What Delta Lake brings
- ACID Transactions — atomic operations ensure the table state is always consistent, even with mid-way failures.
- Schema Enforcement — rejects writes with incompatible schema, preventing silent corruption.
- Time Travel — access previous table versions by timestamp or version number.
- Upserts with MERGE — atomic insert/update/delete operations in a single statement.
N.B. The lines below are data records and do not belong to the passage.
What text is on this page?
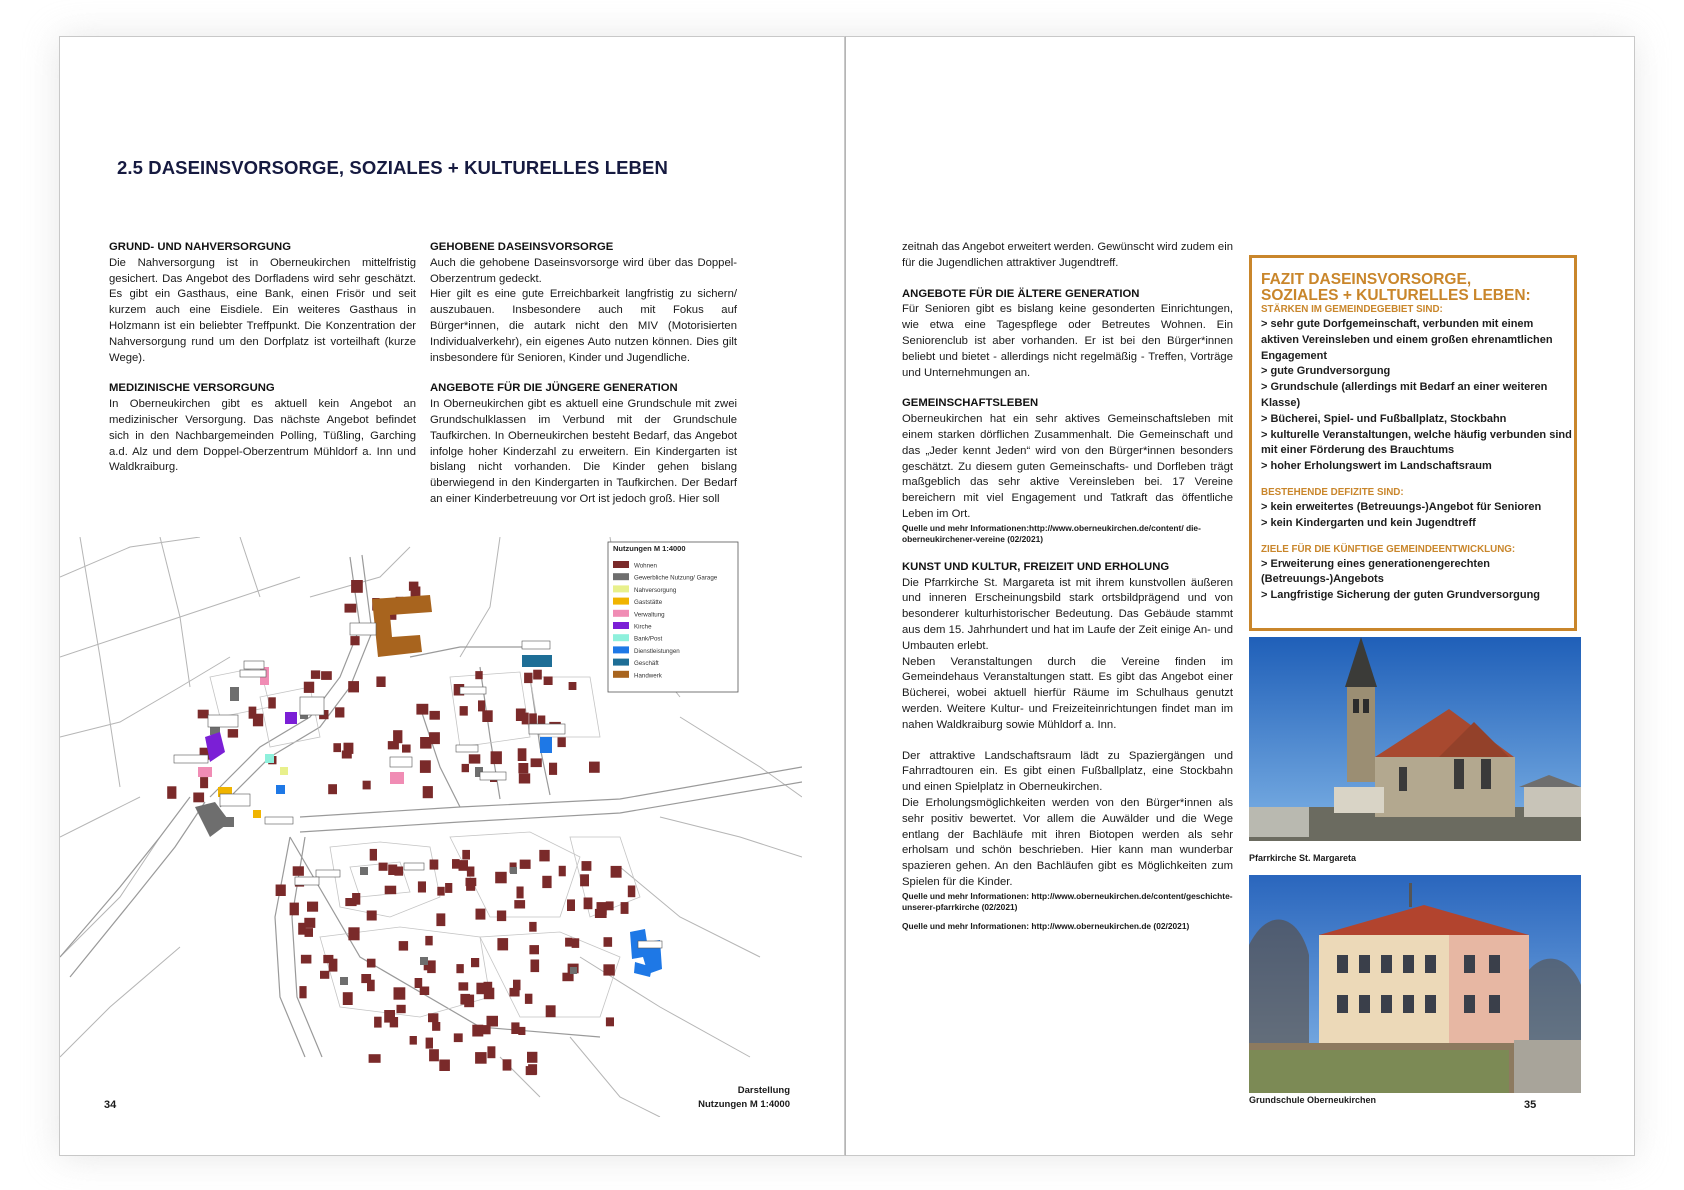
2.5 DASEINSVORSORGE, SOZIALES + KULTURELLES LEBEN

GRUND- UND NAHVERSORGUNG

Die Nahversorgung ist in Oberneukirchen mittelfristig gesichert. Das Angebot des Dorfladens wird sehr geschätzt. Es gibt ein Gasthaus, eine Bank, einen Frisör und seit kurzem auch eine Eisdiele. Ein weiteres Gasthaus in Holzmann ist ein beliebter Treffpunkt. Die Konzentration der Nahversorgung rund um den Dorfplatz ist vorteilhaft (kurze Wege).

MEDIZINISCHE VERSORGUNG

In Oberneukirchen gibt es aktuell kein Angebot an medizinischer Versorgung. Das nächste Angebot befindet sich in den Nachbargemeinden Polling, Tüßling, Garching a.d. Alz und dem Doppel-Oberzentrum Mühldorf a. Inn und Waldkraiburg.

GEHOBENE DASEINSVORSORGE

Auch die gehobene Daseinsvorsorge wird über das Doppel-Oberzentrum gedeckt.

Hier gilt es eine gute Erreichbarkeit langfristig zu sichern/ auszubauen. Insbesondere auch mit Fokus auf Bürger*innen, die autark nicht den MIV (Motorisierten Individualverkehr), ein eigenes Auto nutzen können. Dies gilt insbesondere für Senioren, Kinder und Jugendliche.

ANGEBOTE FÜR DIE JÜNGERE GENERATION

In Oberneukirchen gibt es aktuell eine Grundschule mit zwei Grundschulklassen im Verbund mit der Grundschule Taufkirchen. In Oberneukirchen besteht Bedarf, das Angebot infolge hoher Kinderzahl zu erweitern. Ein Kindergarten ist bislang nicht vorhanden. Die Kinder gehen bislang überwiegend in den Kindergarten in Taufkirchen. Der Bedarf an einer Kinderbetreuung vor Ort ist jedoch groß. Hier soll

Nutzungen M 1:4000
Wohnen
Gewerbliche Nutzung/ Garage
Nahversorgung
Gaststätte
Verwaltung
Kirche
Bank/Post
Dienstleistungen
Geschäft
Handwerk
Darstellung
Nutzungen M 1:4000
34

zeitnah das Angebot erweitert werden. Gewünscht wird zudem ein für die Jugendlichen attraktiver Jugendtreff.

ANGEBOTE FÜR DIE ÄLTERE GENERATION

Für Senioren gibt es bislang keine gesonderten Einrichtungen, wie etwa eine Tagespflege oder Betreutes Wohnen. Ein Seniorenclub ist aber vorhanden. Er ist bei den Bürger*innen beliebt und bietet - allerdings nicht regelmäßig - Treffen, Vorträge und Unternehmungen an.

GEMEINSCHAFTSLEBEN

Oberneukirchen hat ein sehr aktives Gemeinschaftsleben mit einem starken dörflichen Zusammenhalt. Die Gemeinschaft und das „Jeder kennt Jeden“ wird von den Bürger*innen besonders geschätzt. Zu diesem guten Gemeinschafts- und Dorfleben trägt maßgeblich das sehr aktive Vereinsleben bei. 17 Vereine bereichern mit viel Engagement und Tatkraft das öffentliche Leben im Ort.

Quelle und mehr Informationen:http://www.oberneukirchen.de/content/ die-oberneukirchener-vereine (02/2021)

KUNST UND KULTUR, FREIZEIT UND ERHOLUNG

Die Pfarrkirche St. Margareta ist mit ihrem kunstvollen äußeren und inneren Erscheinungsbild stark ortsbildprägend und von besonderer kulturhistorischer Bedeutung. Das Gebäude stammt aus dem 15. Jahrhundert und hat im Laufe der Zeit einige An- und Umbauten erlebt.

Neben Veranstaltungen durch die Vereine finden im Gemeindehaus Veranstaltungen statt. Es gibt das Angebot einer Bücherei, wobei aktuell hierfür Räume im Schulhaus genutzt werden. Weitere Kultur- und Freizeiteinrichtungen findet man im nahen Waldkraiburg sowie Mühldorf a. Inn.

Der attraktive Landschaftsraum lädt zu Spaziergängen und Fahrradtouren ein. Es gibt einen Fußballplatz, eine Stockbahn und einen Spielplatz in Oberneukirchen.

Die Erholungsmöglichkeiten werden von den Bürger*innen als sehr positiv bewertet. Vor allem die Auwälder und die Wege entlang der Bachläufe mit ihren Biotopen werden als sehr erholsam und schön beschrieben. Hier kann man wunderbar spazieren gehen. An den Bachläufen gibt es Möglichkeiten zum Spielen für die Kinder.

Quelle und mehr Informationen: http://www.oberneukirchen.de/content/geschichte-unserer-pfarrkirche (02/2021)

Quelle und mehr Informationen: http://www.oberneukirchen.de (02/2021)

FAZIT DASEINSVORSORGE,
SOZIALES + KULTURELLES LEBEN:

STÄRKEN IM GEMEINDEGEBIET SIND:

> sehr gute Dorfgemeinschaft, verbunden mit einem aktiven Vereinsleben und einem großen ehrenamtlichen Engagement
> gute Grundversorgung
> Grundschule (allerdings mit Bedarf an einer weiteren Klasse)
> Bücherei, Spiel- und Fußballplatz, Stockbahn
> kulturelle Veranstaltungen, welche häufig verbunden sind mit einer Förderung des Brauchtums
> hoher Erholungswert im Landschaftsraum

BESTEHENDE DEFIZITE SIND:

> kein erweitertes (Betreuungs-)Angebot für Senioren
> kein Kindergarten und kein Jugendtreff

ZIELE FÜR DIE KÜNFTIGE GEMEINDEENTWICKLUNG:

> Erweiterung eines generationengerechten (Betreuungs-)Angebots
> Langfristige Sicherung der guten Grundversorgung
Pfarrkirche St. Margareta
Grundschule Oberneukirchen	35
Create and write a Delta table
# PySpark
df.write.format("delta").mode("overwrite").save("/mnt/datalake/silver/sales")
# Or via SQL
CREATE TABLE sales USING DELTA LOCATION '/mnt/datalake/silver/sales'
Time Travel
# By version number
df_v3 = spark.read.format("delta").option("versionAsOf", 3).load("/mnt/datalake/silver/sales")
# By timestamp
df_jan = spark.read.format("delta").option("timestampAsOf", "2024-01-01").load("/mnt/datalake/silver/sales")
MERGE (Upsert)
from delta.tables import DeltaTable
delta_tbl = DeltaTable.forPath(spark, "/mnt/datalake/silver/sales")
delta_tbl.alias("tgt").merge(
df_new.alias("src"),
"tgt.sale_id = src.sale_id"
).whenMatchedUpdateAll().whenNotMatchedInsertAll().execute()
Optimize and vacuum
OPTIMIZE sales ZORDER BY (sale_date, customer_id)
VACUUM sales RETAIN 168 HOURS -- keep 7 days of history
Conclusion
Delta Lake is the foundation of any modern Data Lakehouse. In Databricks, it is natively integrated and enabled by default — take advantage of MERGE for incremental ingestion and Time Travel for audits and error recovery.